Many in the CoE may indeed think that TEC has been immoderate, and by that immoderation has damaged the church's essential ministry of reconciliation. But it may be that the installation crosses a red line--it too damages the cause of reconciliation, but in a special aggrevated way, as if damage were being sought, as if damage were a desired outcome. TEC thought at GC2003 it was doing God's will in bold, prophetic obedience to the call of the Holy Spirit. Well, not all were convinced. Akinola et al are doing damage when alternatives they proposed were available, when some form of unity could have been negotiated between the poles DEPO and a PV scheme.
To put it briefly: the damage Akinola etc seek is Realignment, and they have never suspended it as an end, whereas TEC and Canada have never sought Realignment as an end.

Either TEC shall have to be provoked to immoderation exceeding that of Akinola at al, or the Common Cause partners will just have to wait for a new, friendlier Canterbury.

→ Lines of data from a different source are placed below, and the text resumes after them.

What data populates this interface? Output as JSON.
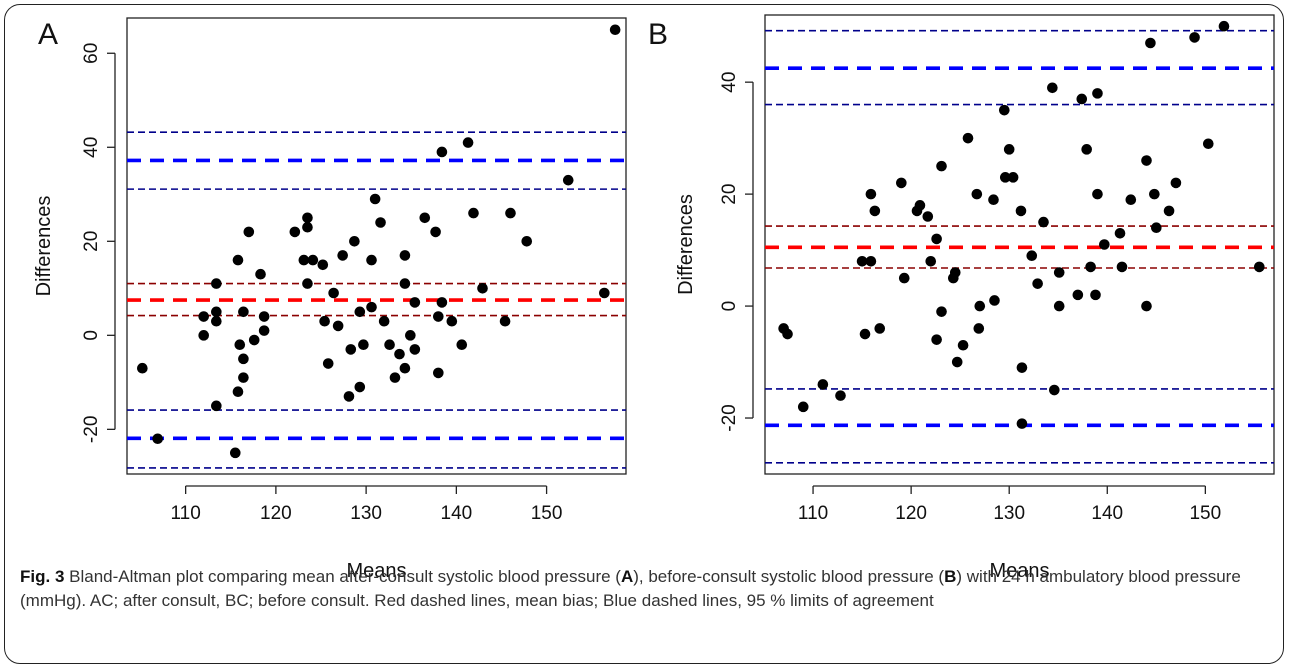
{
  "chart_data": [
    {
      "type": "scatter",
      "panel_label": "A",
      "xlabel": "Means",
      "ylabel": "Differences",
      "xlim": [
        103.5,
        158.8
      ],
      "ylim": [
        -29.5,
        67.5
      ],
      "xticks": [
        110,
        120,
        130,
        140,
        150
      ],
      "yticks": [
        -20,
        0,
        20,
        40,
        60
      ],
      "grid": false,
      "lines": [
        {
          "role": "mean bias",
          "y": 7.5,
          "color": "#ff0000",
          "weight": "thick"
        },
        {
          "role": "mean bias CI upper",
          "y": 11,
          "color": "#8b0000",
          "weight": "thin"
        },
        {
          "role": "mean bias CI lower",
          "y": 4.2,
          "color": "#8b0000",
          "weight": "thin"
        },
        {
          "role": "upper limit of agreement",
          "y": 37.2,
          "color": "#0000ff",
          "weight": "thick"
        },
        {
          "role": "upper limit CI upper",
          "y": 43.2,
          "color": "#00008b",
          "weight": "thin"
        },
        {
          "role": "upper limit CI lower",
          "y": 31.1,
          "color": "#00008b",
          "weight": "thin"
        },
        {
          "role": "lower limit of agreement",
          "y": -21.9,
          "color": "#0000ff",
          "weight": "thick"
        },
        {
          "role": "lower limit CI upper",
          "y": -15.9,
          "color": "#00008b",
          "weight": "thin"
        },
        {
          "role": "lower limit CI lower",
          "y": -28.2,
          "color": "#00008b",
          "weight": "thin"
        }
      ],
      "points": [
        [
          105.2,
          -7
        ],
        [
          106.9,
          -22
        ],
        [
          112.0,
          4
        ],
        [
          112.0,
          0
        ],
        [
          113.4,
          11
        ],
        [
          113.4,
          5
        ],
        [
          113.4,
          3
        ],
        [
          113.4,
          -15
        ],
        [
          115.5,
          -25
        ],
        [
          115.8,
          -12
        ],
        [
          115.8,
          16
        ],
        [
          116.0,
          -2
        ],
        [
          116.4,
          5
        ],
        [
          116.4,
          -5
        ],
        [
          116.4,
          -9
        ],
        [
          117.0,
          22
        ],
        [
          117.6,
          -1
        ],
        [
          118.3,
          13
        ],
        [
          118.7,
          1
        ],
        [
          118.7,
          4
        ],
        [
          122.1,
          22
        ],
        [
          123.1,
          16
        ],
        [
          123.5,
          25
        ],
        [
          123.5,
          23
        ],
        [
          123.5,
          11
        ],
        [
          124.1,
          16
        ],
        [
          125.2,
          15
        ],
        [
          125.4,
          3
        ],
        [
          125.8,
          -6
        ],
        [
          126.4,
          9
        ],
        [
          126.9,
          2
        ],
        [
          127.4,
          17
        ],
        [
          128.1,
          -13
        ],
        [
          128.3,
          -3
        ],
        [
          128.7,
          20
        ],
        [
          129.3,
          5
        ],
        [
          129.3,
          -11
        ],
        [
          129.7,
          -2
        ],
        [
          130.6,
          16
        ],
        [
          130.6,
          6
        ],
        [
          131.0,
          29
        ],
        [
          131.6,
          24
        ],
        [
          132.0,
          3
        ],
        [
          132.6,
          -2
        ],
        [
          133.2,
          -9
        ],
        [
          133.7,
          -4
        ],
        [
          134.3,
          17
        ],
        [
          134.3,
          11
        ],
        [
          134.3,
          -7
        ],
        [
          134.9,
          0
        ],
        [
          135.4,
          7
        ],
        [
          135.4,
          -3
        ],
        [
          136.5,
          25
        ],
        [
          137.7,
          22
        ],
        [
          138.0,
          -8
        ],
        [
          138.0,
          4
        ],
        [
          138.4,
          39
        ],
        [
          138.4,
          7
        ],
        [
          139.5,
          3
        ],
        [
          140.6,
          -2
        ],
        [
          141.3,
          41
        ],
        [
          141.9,
          26
        ],
        [
          142.9,
          10
        ],
        [
          145.4,
          3
        ],
        [
          146.0,
          26
        ],
        [
          147.8,
          20
        ],
        [
          152.4,
          33
        ],
        [
          156.4,
          9
        ],
        [
          157.6,
          65
        ]
      ]
    },
    {
      "type": "scatter",
      "panel_label": "B",
      "xlabel": "Means",
      "ylabel": "Differences",
      "xlim": [
        105.1,
        157.0
      ],
      "ylim": [
        -30,
        52
      ],
      "xticks": [
        110,
        120,
        130,
        140,
        150
      ],
      "yticks": [
        -20,
        0,
        20,
        40
      ],
      "grid": false,
      "lines": [
        {
          "role": "mean bias",
          "y": 10.5,
          "color": "#ff0000",
          "weight": "thick"
        },
        {
          "role": "mean bias CI upper",
          "y": 14.3,
          "color": "#8b0000",
          "weight": "thin"
        },
        {
          "role": "mean bias CI lower",
          "y": 6.8,
          "color": "#8b0000",
          "weight": "thin"
        },
        {
          "role": "upper limit of agreement",
          "y": 42.5,
          "color": "#0000ff",
          "weight": "thick"
        },
        {
          "role": "upper limit CI upper",
          "y": 49.2,
          "color": "#00008b",
          "weight": "thin"
        },
        {
          "role": "upper limit CI lower",
          "y": 36,
          "color": "#00008b",
          "weight": "thin"
        },
        {
          "role": "lower limit of agreement",
          "y": -21.3,
          "color": "#0000ff",
          "weight": "thick"
        },
        {
          "role": "lower limit CI upper",
          "y": -14.8,
          "color": "#00008b",
          "weight": "thin"
        },
        {
          "role": "lower limit CI lower",
          "y": -28,
          "color": "#00008b",
          "weight": "thin"
        }
      ],
      "points": [
        [
          107.0,
          -4
        ],
        [
          107.4,
          -5
        ],
        [
          109.0,
          -18
        ],
        [
          111.0,
          -14
        ],
        [
          112.8,
          -16
        ],
        [
          115.0,
          8
        ],
        [
          115.3,
          -5
        ],
        [
          115.9,
          20
        ],
        [
          115.9,
          8
        ],
        [
          116.3,
          17
        ],
        [
          116.8,
          -4
        ],
        [
          119.0,
          22
        ],
        [
          119.3,
          5
        ],
        [
          120.6,
          17
        ],
        [
          120.9,
          18
        ],
        [
          121.7,
          16
        ],
        [
          122.0,
          8
        ],
        [
          122.6,
          12
        ],
        [
          122.6,
          -6
        ],
        [
          123.1,
          25
        ],
        [
          123.1,
          -1
        ],
        [
          124.3,
          5
        ],
        [
          124.5,
          6
        ],
        [
          124.7,
          -10
        ],
        [
          125.3,
          -7
        ],
        [
          125.8,
          30
        ],
        [
          126.7,
          20
        ],
        [
          126.9,
          -4
        ],
        [
          127.0,
          0
        ],
        [
          128.4,
          19
        ],
        [
          128.5,
          1
        ],
        [
          129.5,
          35
        ],
        [
          129.6,
          23
        ],
        [
          130.0,
          28
        ],
        [
          130.4,
          23
        ],
        [
          131.2,
          17
        ],
        [
          131.3,
          -11
        ],
        [
          131.3,
          -21
        ],
        [
          132.3,
          9
        ],
        [
          132.9,
          4
        ],
        [
          133.5,
          15
        ],
        [
          134.4,
          39
        ],
        [
          134.6,
          -15
        ],
        [
          135.1,
          6
        ],
        [
          135.1,
          0
        ],
        [
          137.0,
          2
        ],
        [
          137.4,
          37
        ],
        [
          137.9,
          28
        ],
        [
          138.3,
          7
        ],
        [
          138.8,
          2
        ],
        [
          139.0,
          38
        ],
        [
          139.0,
          20
        ],
        [
          139.7,
          11
        ],
        [
          141.3,
          13
        ],
        [
          141.5,
          7
        ],
        [
          142.4,
          19
        ],
        [
          144.0,
          26
        ],
        [
          144.0,
          0
        ],
        [
          144.4,
          47
        ],
        [
          144.8,
          20
        ],
        [
          145.0,
          14
        ],
        [
          146.3,
          17
        ],
        [
          147.0,
          22
        ],
        [
          148.9,
          48
        ],
        [
          150.3,
          29
        ],
        [
          151.9,
          50
        ],
        [
          155.5,
          7
        ]
      ]
    }
  ],
  "caption": {
    "fig_label": "Fig. 3",
    "text_1": " Bland-Altman plot comparing mean after-consult systolic blood pressure (",
    "bold_a": "A",
    "text_2": "), before-consult systolic blood pressure (",
    "bold_b": "B",
    "text_3": ") with 24 h ambulatory blood pressure (mmHg). AC; after consult, BC; before consult. Red dashed lines, mean bias; Blue dashed lines, 95 % limits of agreement"
  }
}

(3) Here is the rub: the very formation of a Common Cause confirms the aim is and has always been Realignment, regardless of rhetoric to the contrary. It makes what might have been sincere chaos look more and more calculated and deliberate. That is, it makes it seem clearer and clearer that the partners have never sincerely joined Williams and the other Primates in seeking reconciliation--it was all a sham, and the others were being used with malice aforethought.

What then? The success of the Common Cause faction is the likeliest route to the de-Anglicanization of its members. Here's one way it could happen: They will become a huge entity nominally Anglican that goes unrecognized by the AC--at least for a time. As the rest of the AC goes its way, it will grow in seditious wrath to the point it will not be able to resist formally separating from the AC. Again, a confirmation of unstable immoderation.

Should anyone in TEC oppose the formation of a Common Cause faction?

1 Comments:

At 2:16 PM, Blogger Marshall Montgomery said...

Trenchant analysis, as always, Scotist. I read it in the light of Nicholas M. Healy's article from the ATR, which I posted on my blog--it's an eye-opener.